The Philippine Medical School, the forerunner of the University of the Philippines College of Medicine, was established by virtue of the Second Philippine Commission Act 1415 dated December 1, 1905, as a response to the urgent need for more doctors in the country. The school opened on June 10, 1907, occupying the old structure of the School for the Deaf and Blind on Bonifacio Drive (previously Malecon Drive) while its own building on Pedro Gil Street (previously Herran) was being constructed. On June 1, 1910, the school transferred to its present site.. Three months after the transfer of the College at Pedro Gil Street, the Philippine General Hospital was opened and that became the University's teaching hospital. During the first five years of existence of the Philippine Medical School, Pharmacology as a subject was taught by the Department of Physiology. Lectures in pharmacology and toxicology were given in the first semester of the second year of the medical course, while pharmacy materiamedica and therapeutics were taken up in the third year.

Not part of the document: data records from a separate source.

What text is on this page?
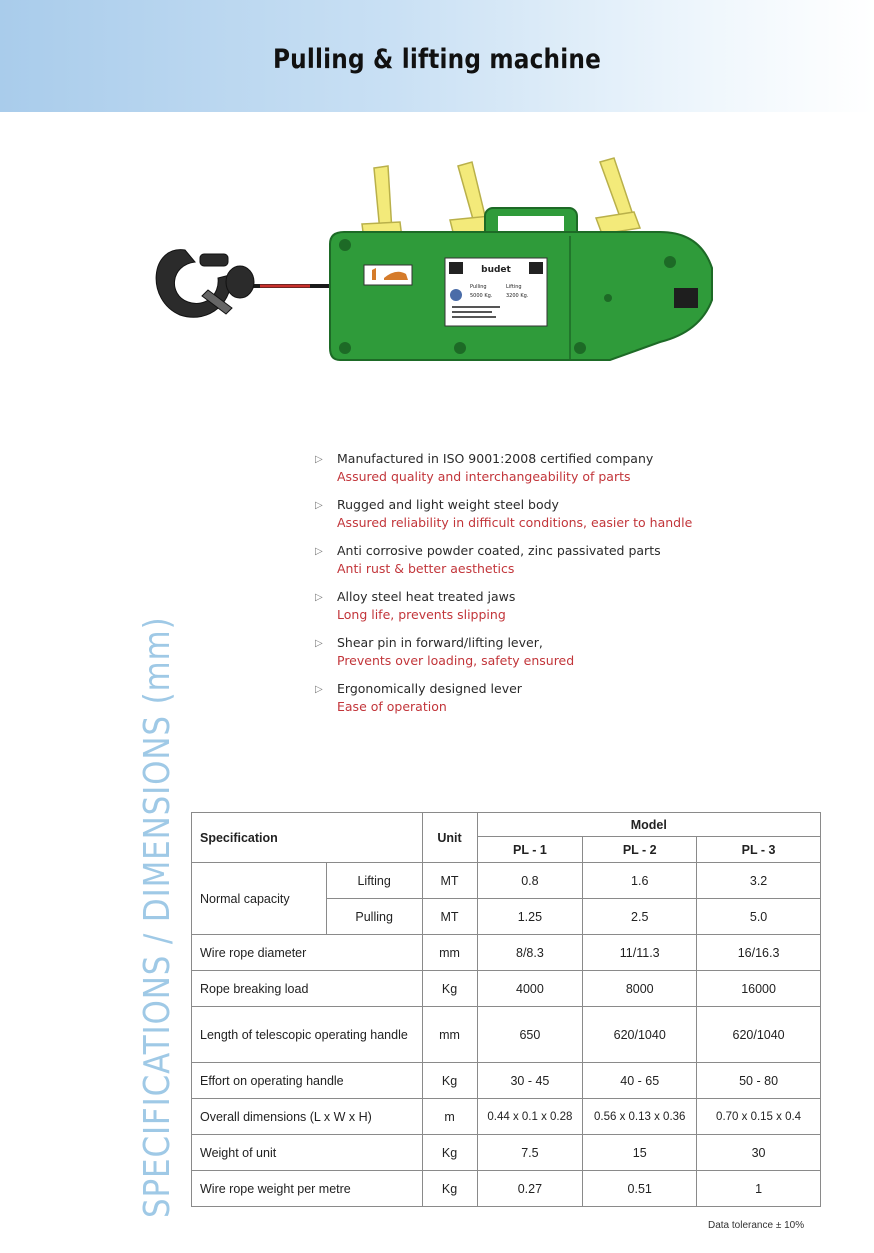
Pulling & lifting machine
budet
Pulling
5000 Kg.
Lifting
3200 Kg.
▷ Manufactured in ISO 9001:2008 certified company
Assured quality and interchangeability of parts
▷ Rugged and light weight steel body
Assured reliability in difficult conditions, easier to handle
▷ Anti corrosive powder coated, zinc passivated parts
Anti rust & better aesthetics
▷ Alloy steel heat treated jaws
Long life, prevents slipping
▷ Shear pin in forward/lifting lever,
Prevents over loading, safety ensured
▷ Ergonomically designed lever
Ease of operation
SPECIFICATIONS / DIMENSIONS (mm)	Specification		Unit	Model		
			PL - 1	PL - 2	PL - 3
Normal capacity	Lifting	MT	0.8	1.6	3.2
	Pulling	MT	1.25	2.5	5.0
Wire rope diameter		mm	8/8.3	11/11.3	16/16.3
Rope breaking load		Kg	4000	8000	16000
Length of telescopic operating handle		mm	650	620/1040	620/1040
Effort on operating handle		Kg	30 - 45	40 - 65	50 - 80
Overall dimensions (L x W x H)		m	0.44 x 0.1 x 0.28	0.56 x 0.13 x 0.36	0.70 x 0.15 x 0.4
Weight of unit		Kg	7.5	15	30
Wire rope weight per metre		Kg	0.27	0.51	1
Data tolerance ± 10%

The Department of Physiology was one the eight original departments of the Philippine Medical School (Old name of UP College of Medicine) when the school's charter was approved in 1905. Throughout its history, the department has remained a trailblazer in teaching and research. It was the first department to adopt new trends in medical education, it encouraged individual laboratory experiences to develop student creativity and independence and it offered the only postgraduate course MS Physiology in the Philippines. The department has been in the forefront of medical research such "Normal Standards for Ventilatory Function Test in Adult Filipinos", "Philippine Normal Reference Values for Cardiopulmonary Exercise Testing", "Determination of normative reference for the definition of sarcopenia among Filipinos"; and "Reference intervals for total testosterone levels in young adult Filipino males". In 1998, the department published the first Filipino textbook in Integrative Physiology and a second edition in 2005. Technology development is being pursued with the invention of a local EMG and presently ongoing development of a local respirator. In testimony of this drive for excellence, the department was awarded the "Most Outstanding Department in the Basic Sciences" for four consecutive years (1995-1999).